Agadez et sa mosquée du XVIème siècle sont devenus un immense cul-de-sac en plein désert, où s’entassent des exilés en provenance quatre coins de l’Afrique. Les migrants tentent par tous les moyens d’atteindre la Libye, empruntant des voies toujours plus périlleuses afin de contourner les patrouilles de la police nigérienne. Cette politique de la honte a fait du Sahara un vaste cimetière où loin des caméras et du regard de la ménagère de plus de cinquante ans, des dizaines de milliers d’exilés trouvent la mort, cinq fois plus qu’en Méditerranée.

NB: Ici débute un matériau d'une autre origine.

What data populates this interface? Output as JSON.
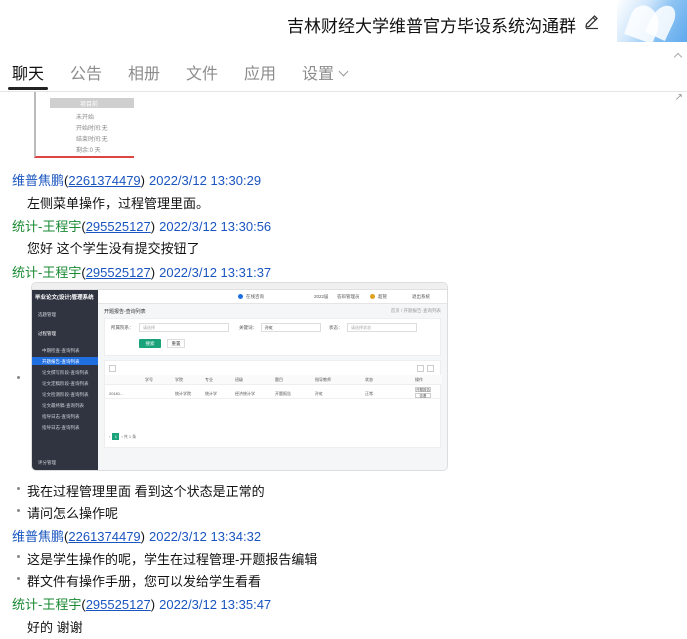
{
  "window": {
    "title": "吉林财经大学维普官方毕设系统沟通群",
    "edit_icon": "pencil-icon"
  },
  "tabs": [
    {
      "label": "聊天",
      "active": true
    },
    {
      "label": "公告"
    },
    {
      "label": "相册"
    },
    {
      "label": "文件"
    },
    {
      "label": "应用"
    },
    {
      "label": "设置"
    }
  ],
  "partial_image": {
    "bar_label": "项目前",
    "lines": [
      "未开始",
      "开始时间:无",
      "结束时间:无",
      "剩余:0 天"
    ]
  },
  "messages": [
    {
      "sender": "维普焦鹏",
      "qq": "2261374479",
      "time": "2022/3/12 13:30:29",
      "lines": [
        "左侧菜单操作，过程管理里面。"
      ]
    },
    {
      "sender": "统计-王程宇",
      "qq": "295525127",
      "time": "2022/3/12 13:30:56",
      "lines": [
        "您好 这个学生没有提交按钮了"
      ]
    },
    {
      "sender": "统计-王程宇",
      "qq": "295525127",
      "time": "2022/3/12 13:31:37",
      "lines": [
        "我在过程管理里面 看到这个状态是正常的",
        "请问怎么操作呢"
      ]
    },
    {
      "sender": "维普焦鹏",
      "qq": "2261374479",
      "time": "2022/3/12 13:34:32",
      "lines": [
        "这是学生操作的呢，学生在过程管理-开题报告编辑",
        "群文件有操作手册，您可以发给学生看看"
      ]
    },
    {
      "sender": "统计-王程宇",
      "qq": "295525127",
      "time": "2022/3/12 13:35:47",
      "lines": [
        "好的 谢谢"
      ]
    }
  ],
  "screenshot": {
    "brand": "毕业论文(设计)管理系统",
    "sidebar": [
      "选题管理",
      "过程管理",
      "中期检查-查询列表",
      "开题报告-查询列表",
      "论文撰写阶段-查询列表",
      "论文定稿阶段-查询列表",
      "论文检测阶段-查询列表",
      "论文最终稿-查询列表",
      "指导日志-查询列表",
      "指导日志-查询列表",
      "评分管理"
    ],
    "topnav": [
      "在线咨询",
      "2022届",
      "答辩管理员",
      "超管",
      "退出系统"
    ],
    "page_title": "开题报告-查询列表",
    "breadcrumb": "首页 / 开题报告-查询列表",
    "filters": {
      "college_label": "所属院系：",
      "college_value": "请选择",
      "keyword_label": "关键词：",
      "keyword_value": "孙虹",
      "status_label": "状态：",
      "status_value": "请选择状态"
    },
    "search_button": "搜索",
    "reset_button": "重置",
    "columns": [
      "学号",
      "学院",
      "专业",
      "班级",
      "题目",
      "指导教师",
      "状态",
      "操作"
    ],
    "row": [
      "20181...",
      "统计学院",
      "统计学",
      "经济统计学",
      "开题报告",
      "孙虹",
      "正常",
      "开题报告"
    ],
    "op_buttons": [
      "开题报告",
      "查看"
    ],
    "pager": "共 1 条"
  }
}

Le Niger est donc devenu un Etat sous tutelle, tributaire pour sa survie de la France mais aussi des Allemands ou des Américains, qui y ont installés des bases. Niamey pullule autant de moustiques que d’espions, et au restaurant le Toulousain ou au grand Hôtel du Niger, s’affrontent à fleurets mouchetés des grandes puissances qui s’intéressent à tout, excepté au bien-être des Nigériens. A la nuit tombée, la capitale s’enfonce dans l’électricité, et la peur. Ces dernières semaines, plusieurs personnes ont été arrêtées sur la base d’une loi sur la cybercriminalité très controversé. Une employée du tribunal de Niamey été condamnée à trois mois de prison avec sursis pour avoir critiqué la politique du gouvernement… dans une conversation privée whatsapp. Plus récemment, c’est la journaliste Samira Ibrahim Sabou qui a été embastillée, sur lettre de cachet du fils du président, Abba (et j’ai du mal à croire que le jeune diplômé d’Harvard avec qui je faisais des parties de FIFA soit devenu une sorte de « Baby doc »… Mon Dieu, que le pouvoir corrompt l’Homme).

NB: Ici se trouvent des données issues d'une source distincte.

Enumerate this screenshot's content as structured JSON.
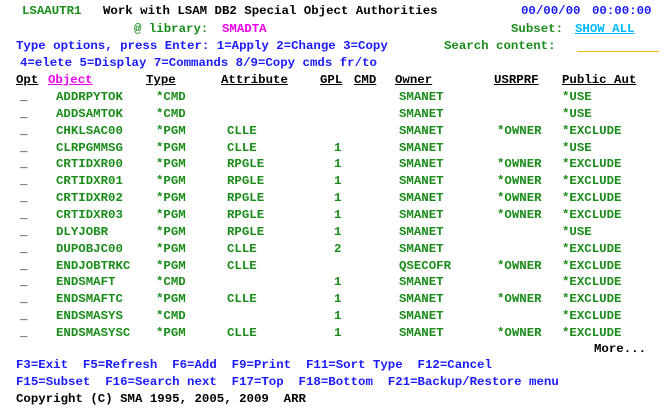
{
  "header": {
    "program": "LSAAUTR1",
    "title": "Work with LSAM DB2 Special Object Authorities",
    "date": "00/00/00",
    "time": "00:00:00",
    "library_label": "@ library:",
    "library_value": "SMADTA",
    "subset_label": "Subset:",
    "subset_value": "SHOW ALL"
  },
  "instructions": {
    "line1": "Type options, press Enter: 1=Apply 2=Change 3=Copy",
    "search_label": "Search content:",
    "line2": "4=elete 5=Display 7=Commands 8/9=Copy cmds fr/to"
  },
  "columns": {
    "opt": "Opt",
    "object": "Object",
    "type": "Type",
    "attribute": "Attribute",
    "gpl": "GPL",
    "cmd": "CMD",
    "owner": "Owner",
    "usrprf": "USRPRF",
    "public_aut": "Public Aut"
  },
  "rows": [
    {
      "opt": "_",
      "object": "ADDRPYTOK",
      "type": "*CMD",
      "attribute": "",
      "gpl": "",
      "cmd": "",
      "owner": "SMANET",
      "usrprf": "",
      "public_aut": "*USE"
    },
    {
      "opt": "_",
      "object": "ADDSAMTOK",
      "type": "*CMD",
      "attribute": "",
      "gpl": "",
      "cmd": "",
      "owner": "SMANET",
      "usrprf": "",
      "public_aut": "*USE"
    },
    {
      "opt": "_",
      "object": "CHKLSAC00",
      "type": "*PGM",
      "attribute": "CLLE",
      "gpl": "",
      "cmd": "",
      "owner": "SMANET",
      "usrprf": "*OWNER",
      "public_aut": "*EXCLUDE"
    },
    {
      "opt": "_",
      "object": "CLRPGMMSG",
      "type": "*PGM",
      "attribute": "CLLE",
      "gpl": "1",
      "cmd": "",
      "owner": "SMANET",
      "usrprf": "",
      "public_aut": "*USE"
    },
    {
      "opt": "_",
      "object": "CRTIDXR00",
      "type": "*PGM",
      "attribute": "RPGLE",
      "gpl": "1",
      "cmd": "",
      "owner": "SMANET",
      "usrprf": "*OWNER",
      "public_aut": "*EXCLUDE"
    },
    {
      "opt": "_",
      "object": "CRTIDXR01",
      "type": "*PGM",
      "attribute": "RPGLE",
      "gpl": "1",
      "cmd": "",
      "owner": "SMANET",
      "usrprf": "*OWNER",
      "public_aut": "*EXCLUDE"
    },
    {
      "opt": "_",
      "object": "CRTIDXR02",
      "type": "*PGM",
      "attribute": "RPGLE",
      "gpl": "1",
      "cmd": "",
      "owner": "SMANET",
      "usrprf": "*OWNER",
      "public_aut": "*EXCLUDE"
    },
    {
      "opt": "_",
      "object": "CRTIDXR03",
      "type": "*PGM",
      "attribute": "RPGLE",
      "gpl": "1",
      "cmd": "",
      "owner": "SMANET",
      "usrprf": "*OWNER",
      "public_aut": "*EXCLUDE"
    },
    {
      "opt": "_",
      "object": "DLYJOBR",
      "type": "*PGM",
      "attribute": "RPGLE",
      "gpl": "1",
      "cmd": "",
      "owner": "SMANET",
      "usrprf": "",
      "public_aut": "*USE"
    },
    {
      "opt": "_",
      "object": "DUPOBJC00",
      "type": "*PGM",
      "attribute": "CLLE",
      "gpl": "2",
      "cmd": "",
      "owner": "SMANET",
      "usrprf": "",
      "public_aut": "*EXCLUDE"
    },
    {
      "opt": "_",
      "object": "ENDJOBTRKC",
      "type": "*PGM",
      "attribute": "CLLE",
      "gpl": "",
      "cmd": "",
      "owner": "QSECOFR",
      "usrprf": "*OWNER",
      "public_aut": "*EXCLUDE"
    },
    {
      "opt": "_",
      "object": "ENDSMAFT",
      "type": "*CMD",
      "attribute": "",
      "gpl": "1",
      "cmd": "",
      "owner": "SMANET",
      "usrprf": "",
      "public_aut": "*EXCLUDE"
    },
    {
      "opt": "_",
      "object": "ENDSMAFTC",
      "type": "*PGM",
      "attribute": "CLLE",
      "gpl": "1",
      "cmd": "",
      "owner": "SMANET",
      "usrprf": "*OWNER",
      "public_aut": "*EXCLUDE"
    },
    {
      "opt": "_",
      "object": "ENDSMASYS",
      "type": "*CMD",
      "attribute": "",
      "gpl": "1",
      "cmd": "",
      "owner": "SMANET",
      "usrprf": "",
      "public_aut": "*EXCLUDE"
    },
    {
      "opt": "_",
      "object": "ENDSMASYSC",
      "type": "*PGM",
      "attribute": "CLLE",
      "gpl": "1",
      "cmd": "",
      "owner": "SMANET",
      "usrprf": "*OWNER",
      "public_aut": "*EXCLUDE"
    }
  ],
  "more": "More...",
  "fkeys": {
    "line1": "F3=Exit  F5=Refresh  F6=Add  F9=Print  F11=Sort Type  F12=Cancel",
    "line2": "F15=Subset  F16=Search next  F17=Top  F18=Bottom  F21=Backup/Restore menu"
  },
  "copyright": "Copyright (C) SMA 1995, 2005, 2009  ARR",
  "colors": {
    "green": "#1a8c1a",
    "blue": "#1a1aff",
    "pink": "#ee00ee",
    "cyan": "#00b8ff",
    "input_underline": "#f0b800"
  }
}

L’ancien syndicaliste étudiant, Mohamed Bazoum, aujourd’hui ministre de l’intérieur et chouchou des milieux sécuritaires français, est le fer de lance de la répression
Des élections présidentielles sont prévues à la fin de l’année. Certes, Mahamadou Issoufou ne se représentera pas -Macron lui a fait miroiter le poste de secrétaire général des Nations Unies-, mais son successeur désigné, Mohamed Bazoum, n’est pas un bonze bouddhiste. Loin de là. L’ancien syndicaliste étudiant, aujourd’hui ministre de l’intérieur et chouchou des milieux sécuritaires français, est en effet le fer de lance de la répression qui s’abat sur le pays. Il est évident que la France fermera les yeux sur de probables fraudes, qui permettront au très autoritaire Bazoum de se faire « élire », même contre l’avis de son peuple.
Une fois de plus, entre opprimés et oppresseurs, entre indépendance et ingérence, entre révolution pacifique et Françafrique, Emmanuel Macron a choisi son camp.